She earns a living as an aerobatics pilot, so it’s not surprising to learn that Melanie Astles has lofty ambitions.
The Anglo-French pilot debuted in the Red Bull Air Race Championship’s Challenger Class in 2016 but certainly wasn’t settling for simply flying under the radar in the male-dominated field – finishing a respectable seventh, with just 12 points separating her and champion Florian Berger.
She began her second season in Abu Dhabi last weekend with an impressive third-place finish and is targeting nothing less than the title this year.
Ultimately, the 34-year-old wants to reach the elite Master Class. With the rapid progress she’s making, it’s difficult to see anyone keeping her grounded.
What is your aim for the rest of this season now, after such a thrilling start in Abu Dhabi?
I want to be on the podium for each race and to win the Challenger Cup, for sure. I want to give a good picture of myself and hopefully, it can lead to me getting into the Master Class. I think winning the Challenger Cup would be good for that. I’ve been working so hard for the last few years and I put a lot of work together in the winter and it’s worked well immediately. The ultimate aim is to get into the Master Class, for sure. Not at the moment because I need this season to build more experience. The Master Class is much faster so this year I will be building my skills to be able to get into the Master Class. Next year we will see if I get the chance.
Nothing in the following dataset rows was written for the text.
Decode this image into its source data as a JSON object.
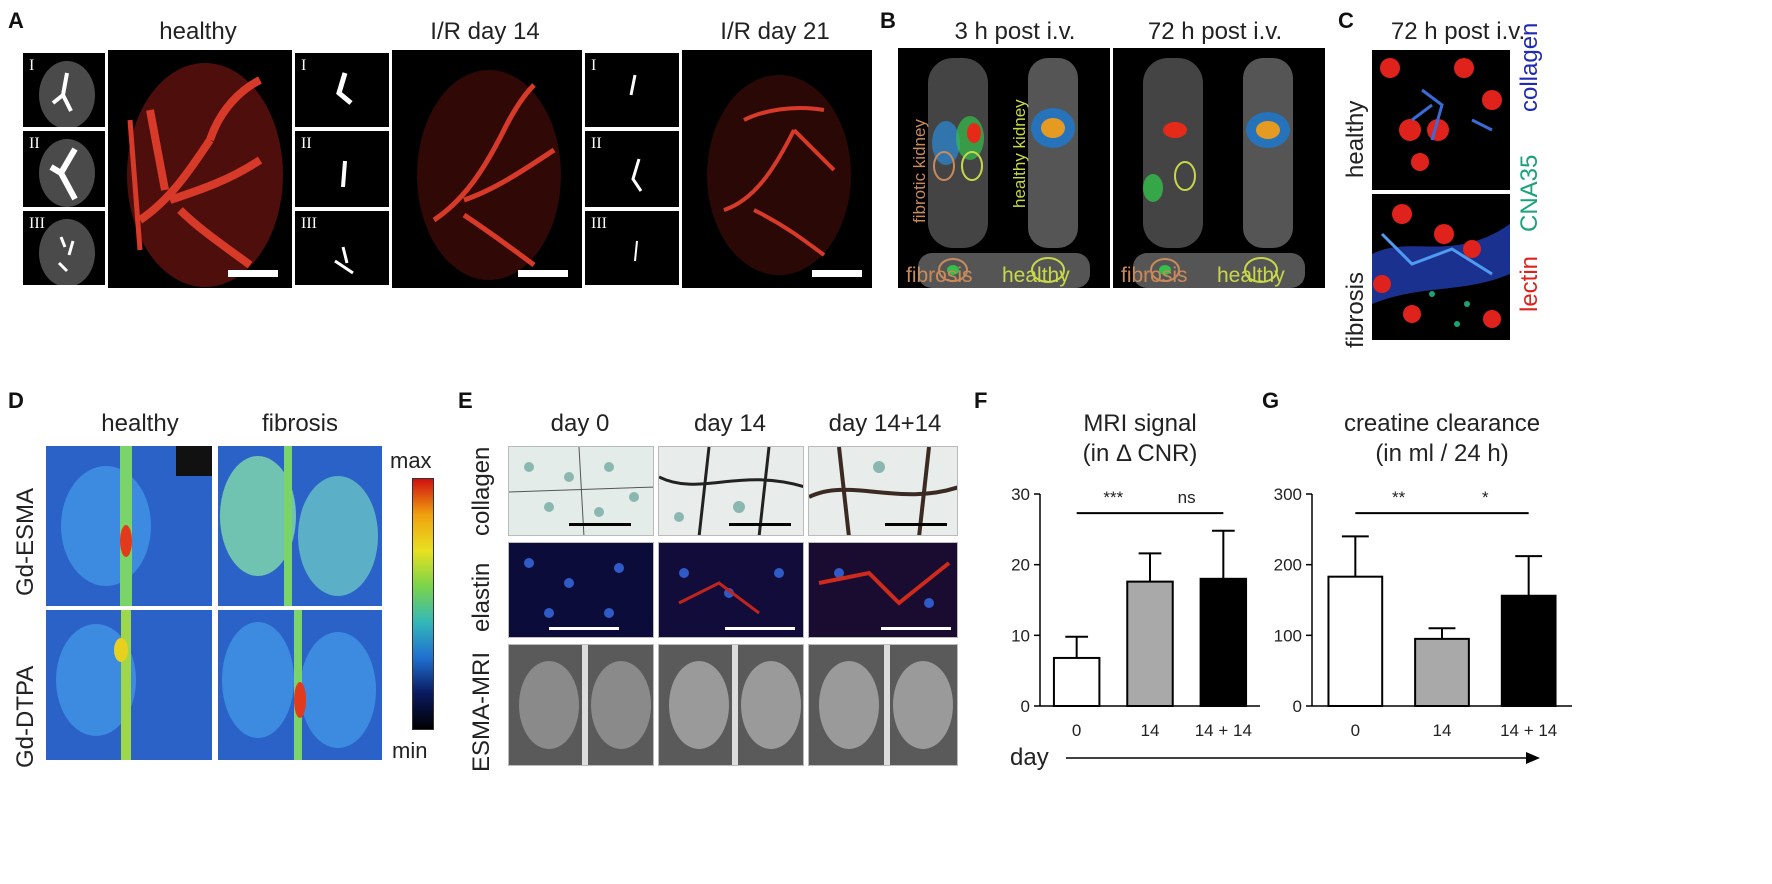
{
  "panels": {
    "A": {
      "letter": "A",
      "titles": [
        "healthy",
        "I/R day 14",
        "I/R day 21"
      ],
      "roman": [
        "I",
        "II",
        "III"
      ]
    },
    "B": {
      "letter": "B",
      "titles": [
        "3 h post i.v.",
        "72 h post i.v."
      ],
      "kidney_labels": [
        "fibrotic kidney",
        "healthy kidney"
      ],
      "bottom_labels": [
        "fibrosis",
        "healthy"
      ]
    },
    "C": {
      "letter": "C",
      "title": "72 h post i.v.",
      "row_labels": [
        "healthy",
        "fibrosis"
      ],
      "stain_labels": [
        "collagen",
        "CNA35",
        "lectin"
      ]
    },
    "D": {
      "letter": "D",
      "col_labels": [
        "healthy",
        "fibrosis"
      ],
      "row_labels": [
        "Gd-ESMA",
        "Gd-DTPA"
      ],
      "scale_max": "max",
      "scale_min": "min"
    },
    "E": {
      "letter": "E",
      "col_labels": [
        "day 0",
        "day 14",
        "day 14+14"
      ],
      "row_labels": [
        "collagen",
        "elastin",
        "ESMA-MRI"
      ]
    },
    "F": {
      "letter": "F"
    },
    "G": {
      "letter": "G"
    },
    "axis_day_label": "day"
  },
  "colors": {
    "healthy_outline": "#c8d84a",
    "fibrosis_outline": "#c98a5a",
    "bar_gray": "#a9a9a9",
    "bar_black": "#000000",
    "collagen": "#1f2bb5",
    "cna35": "#1aa37a",
    "lectin": "#e0221c"
  },
  "chart_data": [
    {
      "type": "bar",
      "title": "MRI signal",
      "subtitle": "(in Δ CNR)",
      "categories": [
        "0",
        "14",
        "14 + 14"
      ],
      "values": [
        6.8,
        17.6,
        18.0
      ],
      "errors": [
        3.0,
        4.0,
        6.8
      ],
      "ylim": [
        0,
        30
      ],
      "yticks": [
        0,
        10,
        20,
        30
      ],
      "significance": [
        {
          "from": 0,
          "to": 1,
          "label": "***"
        },
        {
          "from": 1,
          "to": 2,
          "label": "ns"
        }
      ],
      "bar_colors": [
        "#ffffff",
        "#a9a9a9",
        "#000000"
      ]
    },
    {
      "type": "bar",
      "title": "creatine clearance",
      "subtitle": "(in ml / 24 h)",
      "categories": [
        "0",
        "14",
        "14 + 14"
      ],
      "values": [
        183,
        95,
        156
      ],
      "errors": [
        57,
        15,
        56
      ],
      "ylim": [
        0,
        300
      ],
      "yticks": [
        0,
        100,
        200,
        300
      ],
      "significance": [
        {
          "from": 0,
          "to": 1,
          "label": "**"
        },
        {
          "from": 1,
          "to": 2,
          "label": "*"
        }
      ],
      "bar_colors": [
        "#ffffff",
        "#a9a9a9",
        "#000000"
      ]
    }
  ]
}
What were the biggest things you took away from your rookie season in 2016?
The rookie year was very interesting. It was the best season I could have expected. I was testing the limits and hitting a lot of pylons last year to see how far I could go, testing the judging panel. I saw some interesting videos about Moto GP riders and how, basically, the first year they make all the mistakes, the champions make all the mistakes, so then they understand how to get better. Hopefully I will be better this year. Last year I was learning so much and being looked after and now I have the experience to attack a bit more. I was hitting pylons last year and getting penalties so this year I want to fly clean, be consistent. I didn’t hit one pylon during any of the flights in Abu Dhabi so I’m happy.
How much does it help that you’ve managed to secure your own plane for this year?
I didn’t fly in-between races last year because of that issue, but I’ve financed a plane now. I’ve been fighting to get a plane to be able to train to get to the same level as the guys and finally it’s worked out. I would have liked to have raced in Vegas but I knew something was going on because in the practices I was a bit better.
What’s special about Abu Dhabi? Do the pilots like coming here?
I think so because we are in February, it’s 30 degrees. Everybody’s been talking about the landscape and how beautiful it is. You take off and you’re so relaxed looking at the landscape and thinking what a great chance it is to be here. I wouldn’t say it wasn’t a stressful race but I was so happy to be here and just enjoyed the flight.
What race are you most looking forward to this season?
Indianapolis. Because I was second place there last season, it was my best finish. I know what to do there, I understand the track. I like the static take-off procedure and it’s also the final for this season. It’s the six best pilots who get there so if I get there I’ll know I’m one of the best pilots this season.
In such a male-dominated sport, how have the male pilots adjusted to seeing a female not just entering the Red Bull Air Race Championship, but also competing and beating them?
It’s interesting because a man is obviously different to a girl, but in racing we’re all equal. I’ve been really welcomed and my team has been great with me. Even if there are difficult moments I’m always well supported. There’s advantages and disadvantages but we’re all equal.
The media attention must be great but is it harder because there will be some people saying you don’t belong or waiting for you to fail?
It is a bit like that. I had a lot of media attention last year which was great, but also I was able to focus less, because while all the guys were working I was talking to media. Now it’s a bit easier this season. When you’re exposed to the media you’re also exposed to making mistakes as well, or saying something you shouldn’t say, so it’s stressful. People, when they see you on TV, they can get jealous or whatever, but there are so many people supporting me, girls writing me messages that I’ve inspired them. All this positive energy is above all this nastiness and jealousy that can happen.
It’s such an elegant and captivating sport to watch, but comes with many risks too. How did you get involved in such a dangerous sport?
All motorsports are dangerous and this of course is a motorsport, so there is a risk. But after being involved in the Red Bull Air Race for a year now, the first concern is of organisers is always on the safety.
What sports did you watch as a kid?
Formula One. I was brought up close to Monaco and always went to the Grand Prix. I loved Ayrton Senna, of course. I was a huge fan of him and Michael Schumacher as well.
Outside the cockpit, are there any other sports you play, or hobbies you have?
I love racing of any kind. I’m sponsored by BMW so I get to race cars on track. I love that. Motorbikes also, but I slow down on those because I don’t want to hurt myself and end my season. I also love mountain biking. I live in a beautiful place in the south of France and I love mountain bikes. I also go running for 15km a day and I like being out in nature.